Lab report (with search examples)
The project's goal is to develop a search engine utilizing Natural Language Processing (NLP) techniques to efficiently retrieve relevant documents from a large corpus of text data. Singular Value Decomposition (SVD) is employed for low-rank approximation of the term-by-document matrix to enhance information retrieval and reduce noise.
There were several key steps during development of this project:
- Data collection
- Data preprocessing
- Data extraction/indexing/vectorization
- Calculating term by document matrix, and it's low rank approximation
- Querying the matrix
To crawl some articles:
python app/engine/data_generation/wikipedia_crawler_2.py
To process the articles:
python app/engine/data_processing/MainDataProcessor.py
If you want to run the console based search engine:
python app/engine/search_engine.py
If you want to run the web based search engine:
python -m flask --app app.backend run
The application should be available on http://localhost:5000
demo.mp4
The project is split into 3 parts, the app directory contains three pieces:
- frontend - contains the react based user interface
- backend - contains the flask server
- engine - contains the core logic of the search engine
The engine directory is the most important directory as it contains essential files for logic of the engine.
Inside the data_generation module, there are two wikipedia crawlers, first one was a slow prototype to get familiar with wikipedia library, the second one is faster due to multithreading.
The wikipedia crawler works by visiting one article, and then following every link it finds on that article until max depth is reached. It saves the raw text from the article into a folder.
The data_processing module comprises scripts for processing downloaded Wikipedia articles.
Responsible for sanitizing and processing raw article text by removing stop words, punctuation, and stemming words. Processed text is then saved onto disk.
Generates the dictionary of words to be indexed by the engine.

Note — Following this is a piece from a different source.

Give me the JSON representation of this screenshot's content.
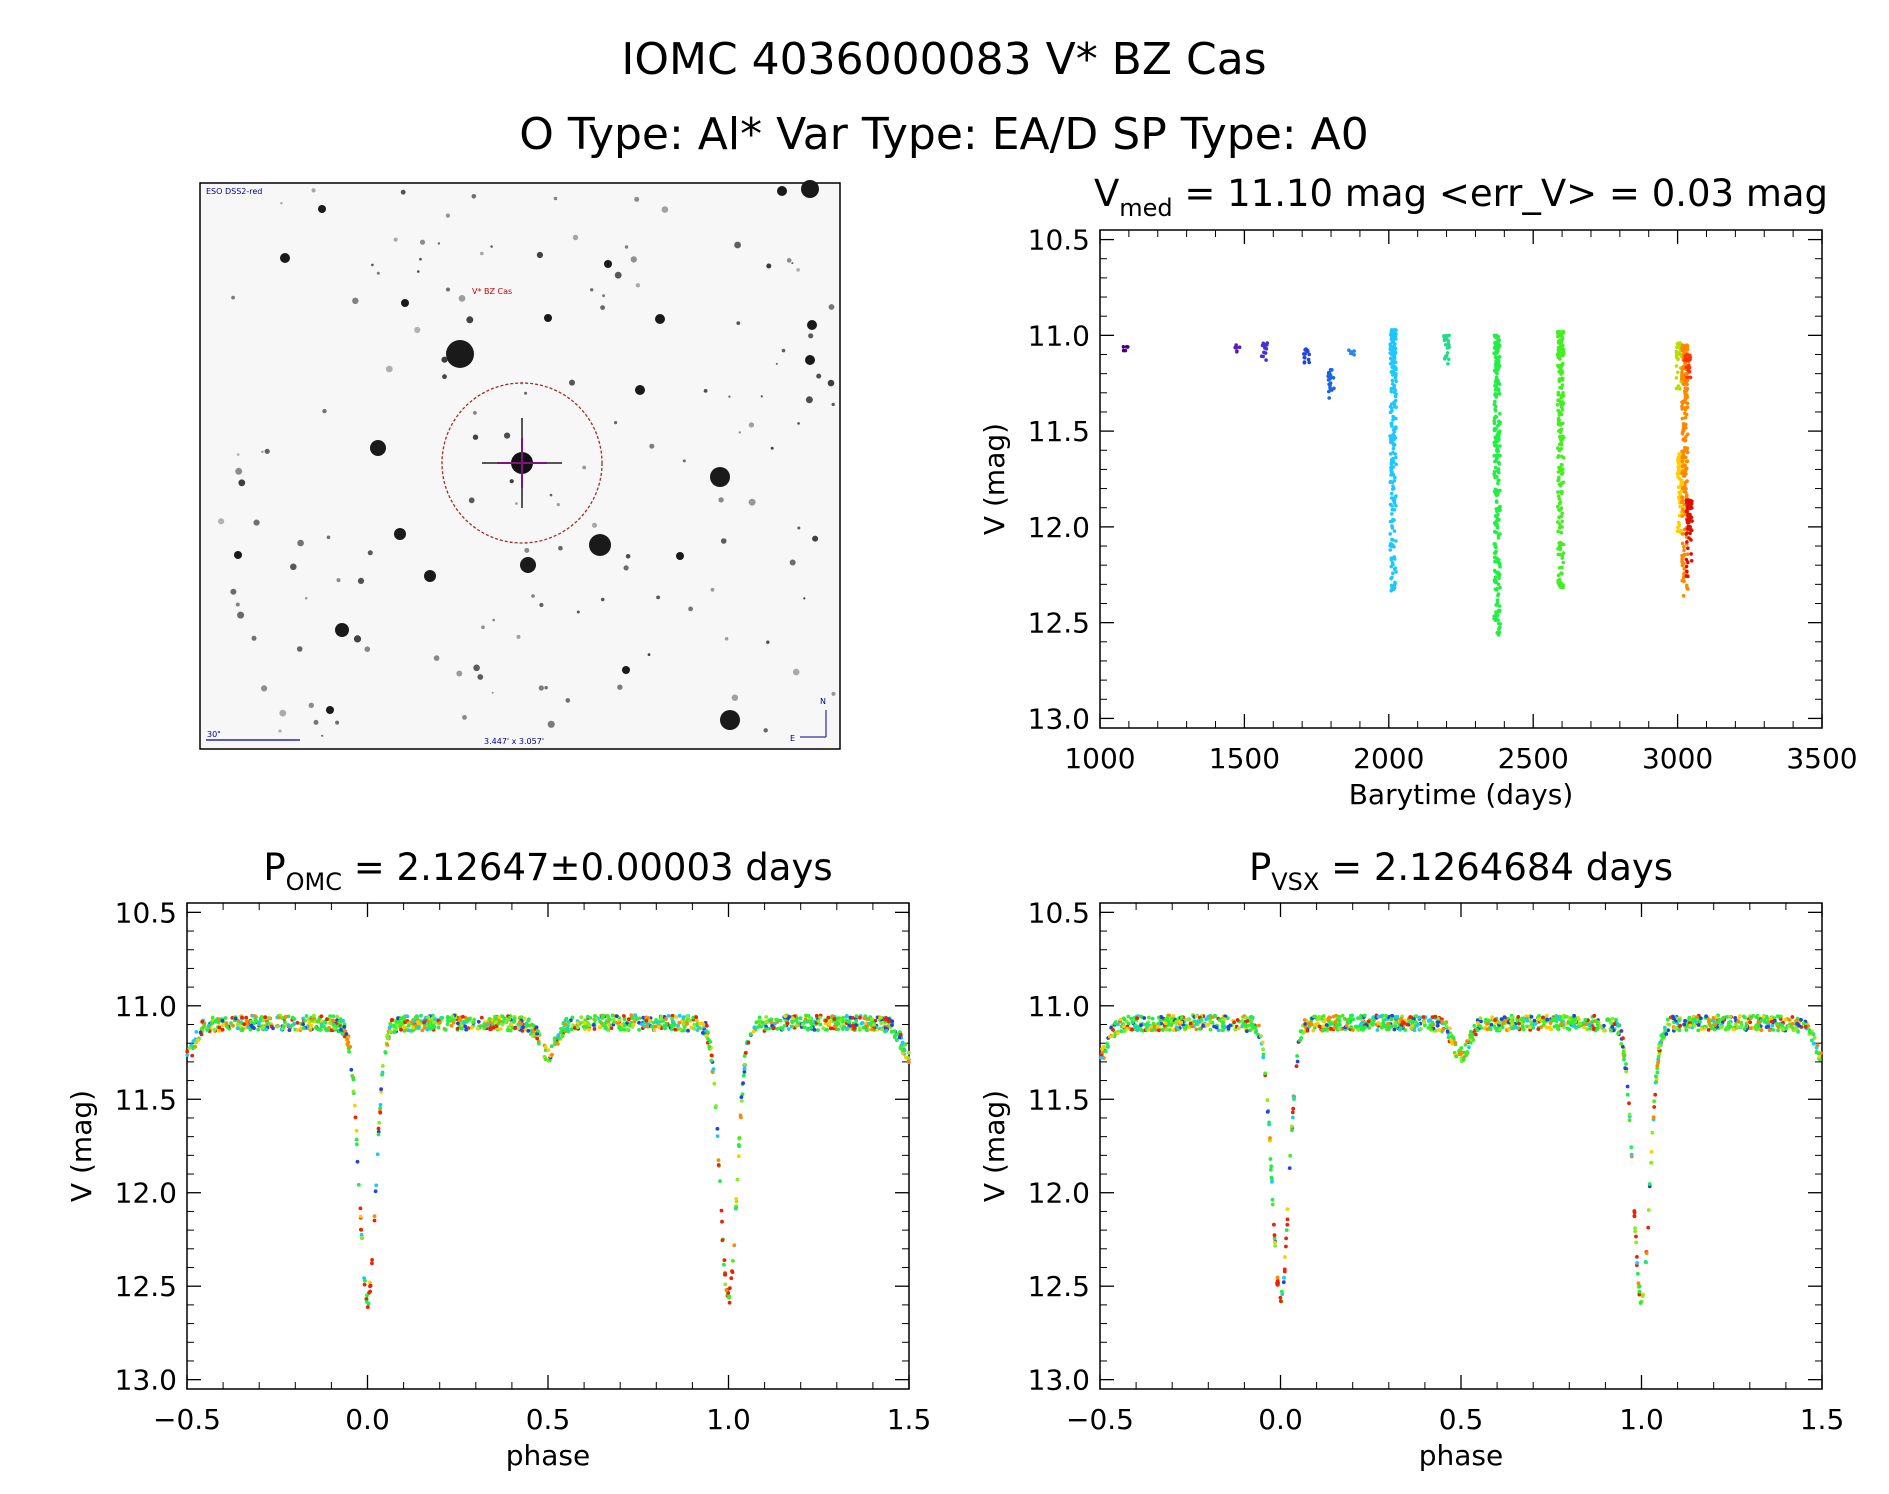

It adds every word from processed articles and removes less common words (occurring less than 15 times).
Creates an array of article names to map engine results to article names.
Creates the term-by-document matrix using the generated dictionary. It iterates over processed articles, creating matrix rows with word occurrences. Columns are then multiplied by the Inverse Document Frequency (IDF) of each word to reduce common word significance. Finally, matrix rows are normalized and the matrix is saved onto disk.
Performs low-rank approximation of the term-by-document matrix using the SVD algorithm.
Due to RAM limitations on my PC, the result is saved as (U * S) matrix and Vh matrix. It would be better to fully compute the U * S * Vh matrix and return it, but my PC couldn't process the data I had.
Aggregates all processing scripts, executing each to process, index, and vectorize the data.
Utilizes the generated term-by-document matrix, dictionary, and article lookup map to query articles. The user-provided query (Q) is normalized, and M * Q is computed, where M represents the term-by-document matrix. The resulting vector contains cosine similarity values for each article. By default, the engine returns the top 10 results with the highest similarity scores.